As velocity increases, lateral pressure (the force applied to the sides of the tube) decreases

As gas flows through a stricture (obstruction), its velocity increases and lateral pressure decreases

Magnitude of pressure drop is proportional to the increase in the square of the velocity.

Lung pathophysiology – COPD: increased mucus in airways can cause partial obstruction, the increased velocity of gas passing by the narrowing causes a decrease in lateral pressure, and combined with the destructive changes in the lung tissue, augments airway collapse and air trapping on exhalation.

Bernoulli's Priniciple or Effect has practical applications in the field of respiratory care in that it allows us to deliver precise oxygen concentration levels with simple devices by mixing oxygen with entrained room air. It also is applied in the process of delivering aerosol treatments with medications. When entrainining air the effect is applied through the use of air injectors and venturi devices.

Drop in pressure caused by increased velocity through restriction (jet) pulls in (entrains) additional air through open port.

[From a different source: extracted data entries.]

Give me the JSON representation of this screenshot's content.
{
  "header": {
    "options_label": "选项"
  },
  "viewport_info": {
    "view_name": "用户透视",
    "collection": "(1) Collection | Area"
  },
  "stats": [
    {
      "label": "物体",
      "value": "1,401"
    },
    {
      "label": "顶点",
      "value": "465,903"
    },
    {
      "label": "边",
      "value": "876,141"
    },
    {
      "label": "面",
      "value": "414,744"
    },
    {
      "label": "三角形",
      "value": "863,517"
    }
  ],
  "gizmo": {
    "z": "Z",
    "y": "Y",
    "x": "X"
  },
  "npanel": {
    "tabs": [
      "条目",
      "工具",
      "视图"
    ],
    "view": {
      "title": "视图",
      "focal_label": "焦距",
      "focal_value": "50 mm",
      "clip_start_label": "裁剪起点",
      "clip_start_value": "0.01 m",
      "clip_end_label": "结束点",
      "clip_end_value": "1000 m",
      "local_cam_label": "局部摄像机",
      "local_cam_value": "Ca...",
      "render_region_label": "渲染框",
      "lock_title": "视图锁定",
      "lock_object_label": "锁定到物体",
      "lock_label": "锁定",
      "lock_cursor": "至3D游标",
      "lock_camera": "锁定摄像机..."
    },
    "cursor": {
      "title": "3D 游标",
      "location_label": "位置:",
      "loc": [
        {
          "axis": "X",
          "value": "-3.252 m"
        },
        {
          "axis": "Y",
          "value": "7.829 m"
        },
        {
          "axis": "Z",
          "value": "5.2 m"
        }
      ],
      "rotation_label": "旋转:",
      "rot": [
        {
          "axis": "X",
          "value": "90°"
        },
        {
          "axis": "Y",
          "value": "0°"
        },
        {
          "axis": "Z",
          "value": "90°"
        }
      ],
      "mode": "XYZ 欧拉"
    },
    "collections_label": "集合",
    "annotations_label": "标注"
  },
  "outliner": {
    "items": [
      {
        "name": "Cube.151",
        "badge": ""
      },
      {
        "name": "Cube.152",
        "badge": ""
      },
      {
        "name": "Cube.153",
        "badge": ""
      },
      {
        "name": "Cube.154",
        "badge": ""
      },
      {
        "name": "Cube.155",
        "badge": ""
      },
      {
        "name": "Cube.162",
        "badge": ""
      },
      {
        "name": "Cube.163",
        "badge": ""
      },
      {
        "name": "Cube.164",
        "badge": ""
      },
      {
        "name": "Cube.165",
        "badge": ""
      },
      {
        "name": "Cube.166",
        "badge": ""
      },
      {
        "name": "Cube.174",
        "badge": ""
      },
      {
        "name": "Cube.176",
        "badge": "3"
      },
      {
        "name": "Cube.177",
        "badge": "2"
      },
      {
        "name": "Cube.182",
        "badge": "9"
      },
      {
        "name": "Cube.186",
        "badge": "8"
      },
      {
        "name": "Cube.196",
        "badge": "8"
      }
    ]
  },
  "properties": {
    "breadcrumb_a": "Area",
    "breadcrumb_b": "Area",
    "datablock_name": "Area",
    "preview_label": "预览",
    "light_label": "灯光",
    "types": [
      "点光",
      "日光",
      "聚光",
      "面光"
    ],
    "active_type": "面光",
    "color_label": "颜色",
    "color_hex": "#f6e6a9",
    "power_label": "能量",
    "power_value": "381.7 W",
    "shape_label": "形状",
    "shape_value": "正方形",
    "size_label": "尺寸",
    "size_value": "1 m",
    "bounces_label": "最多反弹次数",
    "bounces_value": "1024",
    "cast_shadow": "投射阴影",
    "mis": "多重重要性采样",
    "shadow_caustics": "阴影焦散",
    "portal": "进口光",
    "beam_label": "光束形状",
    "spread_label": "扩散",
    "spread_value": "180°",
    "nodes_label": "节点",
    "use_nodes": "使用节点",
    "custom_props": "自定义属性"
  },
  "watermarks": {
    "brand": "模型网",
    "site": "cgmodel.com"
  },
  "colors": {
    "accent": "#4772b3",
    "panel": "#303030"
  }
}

Influenced by diameter of jet orifice (restriction), and size of entrainment port

B) Fixed jet size – changing size of opening of entrainment port influences amount of air entrained and resulting total flow. Gas velocity and pressure drop remains constant so increasing opening of port allows more air to be entrained, decreasing size of port decreases the amount of air that can be entrained.

C) Fixed entrainment port – changing size of jet diameter - the smaller the opening of the jet the faster the gas velocity, causing a greater drop in pressure, and thus more entrained volume and total flow. The larger the opening of the jet, the slower the gas velocity, less drop in pressure, less air entrained.

Most common device for air or fluid entrainment in respiratory care equipement

modification of the Bernoulli effect (Giovanni Venturi)

Venturi device includes a dilation of the gas passage just distal to obstruction, and if the angulation of the funnel is not over 15^{o}, the gas pressure will be restored nearly to its pre-restriction level.

Advantages of a venturi over an air injector:

greater entrainment and therefore higher total flow output

Stable oxygen % even with variations in total flow (as opposed to an injector where velocity would decrease with flow, and cause a decrease in entrainment of air)

Major limitation: Back-pressure (obstruction downstream from Venturi) reduces entrainment - resulting in a higher oxygen concentration than expected.

Used with early ventilators for adjusting oxygen concentrations (F_{I}O_{2}), or decreasing pressures within circuits to facilitate exhalation.

Fluidics is the branch of engineering that applies hydordynamic principles in flow circuits for purposes such as switching, pressure and flow sensing, and amplification.

Principle of fluidic circuitry is the phenomenon of **wall attachment**, known as the **Coanda Effect.**

Based on the Bernoulli effect (A) coupled with curved wall on one side of jet (B).

Can actually deflect fluidic stream through a 180^{o} turn by carefully extending the wall contour

Subatmospheric pressure along wall directs flow until interrupted by counterforce (pulse of gas).

Gas flow pathway can be changed by side jets in devices called gates; pulses of air from the side jet cause an increase in pressure at the wall, breaks the attachment and allows the gas stream to attach to the other wall, which will stay adhered to that wall until a pulse of air from below causes it to switch back.

Advantages: Fewer valves and moving parts that can break

Disadvantage: Consume more gas

Fluidics – no moving parts required for switching, pressure and flow sensing.